Rewolucja śmieciowa w zasadzie już się zaczęła. Nowa ustawa o utrzymaniu czystości i porządku w gminach obowiązuje od stycznia, ale samorządy mają jeszcze czas na przygotowanie się do niej. Bo to właśnie one przejęły odpowiedzialność za wszystkie odpady z całego swojego terenu i od każdego mieszkańca.
Czytaj także: Gminy zajmą się naszymi śmieciami. Znikną dzikie wysypiska?
Mieszkańcy Golubia-Dobrzynia wprowadzenie nowych zasad odczują od 1 lipca przyszłego roku. Zmiana przepisów oznacza, że nie będą już musieli samodzielnie podpisywać umów na wywóz odpadów. Zrobi to za nich samorząd, który w przetargu wyłoni firmę wywożącą śmieci na wysypisko. A w jaki sposób miasto rozliczy się z mieszkańcami? Każda gmina może wybrać między kilkoma rozwiązaniami.
W poniedziałek połączone komisje rady Golubia-Dobrzynia zdecydowały, że w mieście podatek będzie naliczany od każdego mieszkańca.
- To wydało nam się najbardziej sprawiedliwe - argumentuje burmistrz Roman Tasarz.

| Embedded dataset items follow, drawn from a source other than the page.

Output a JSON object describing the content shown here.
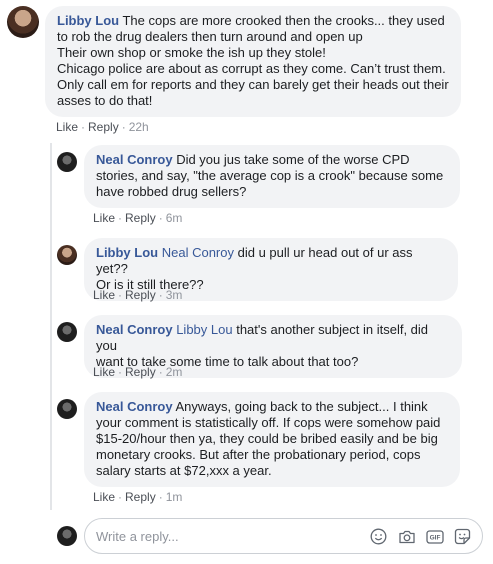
{
  "comment": {
    "author": "Libby Lou",
    "text": " The cops are more crooked then the crooks... they used\nto rob the drug dealers then turn around and open up\nTheir own shop or smoke the ish up they stole!\nChicago police are about as corrupt as they come. Can’t trust them.\nOnly call em for reports and they can barely get their heads out their\nasses to do that!",
    "like_label": "Like",
    "reply_label": "Reply",
    "time": "22h"
  },
  "replies": [
    {
      "author": "Neal Conroy",
      "mention": "",
      "text": " Did you jus take some of the worse CPD\nstories, and say, \"the average cop is a crook\" because some\nhave robbed drug sellers?",
      "like_label": "Like",
      "reply_label": "Reply",
      "time": "6m"
    },
    {
      "author": "Libby Lou",
      "mention": "Neal Conroy",
      "text": " did u pull ur head out of ur ass yet??\nOr is it still there??",
      "like_label": "Like",
      "reply_label": "Reply",
      "time": "3m"
    },
    {
      "author": "Neal Conroy",
      "mention": "Libby Lou",
      "text": " that's another subject in itself, did you\nwant to take some time to talk about that too?",
      "like_label": "Like",
      "reply_label": "Reply",
      "time": "2m"
    },
    {
      "author": "Neal Conroy",
      "mention": "",
      "text": " Anyways, going back to the subject... I think\nyour comment is statistically off. If cops were somehow paid\n$15-20/hour then ya, they could be bribed easily and be big\nmonetary crooks. But after the probationary period, cops\nsalary starts at $72,xxx a year.",
      "like_label": "Like",
      "reply_label": "Reply",
      "time": "1m"
    }
  ],
  "reply_box": {
    "placeholder": "Write a reply...",
    "icons": [
      "emoji-icon",
      "camera-icon",
      "gif-icon",
      "sticker-icon"
    ]
  }
}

Za wywóz śmieci zapłaci też każdy przedsiębiorca produkujący odpady komunalne.
O jakie chodzi stawki? Tego jeszcze nie wiadomo. Prawdopodobnie zostaną one ustalone w ciągu najbliższych dni.
- Musimy wszystko dokładnie wyliczyć, ponieważ gmina nie może dotować tej działalności, więc powinna się ona zbilansowć - mówi burmistrz.
Nowe przepisy mają spowodować, że mieszkańcy przestaną podrzucać śmieci na dzikie wysypiska, które np. powstają w lasach. - Wywozimy z nich tony śmieci. Co piątek wysyłamy tam trzech pracowników do sprzątania - mówi Izabela Lewandowska, wiceburmistrz miasta. - W zasadzie na próżno, bo w poniedziałek jest to samo.
Czytaj e-wydanie »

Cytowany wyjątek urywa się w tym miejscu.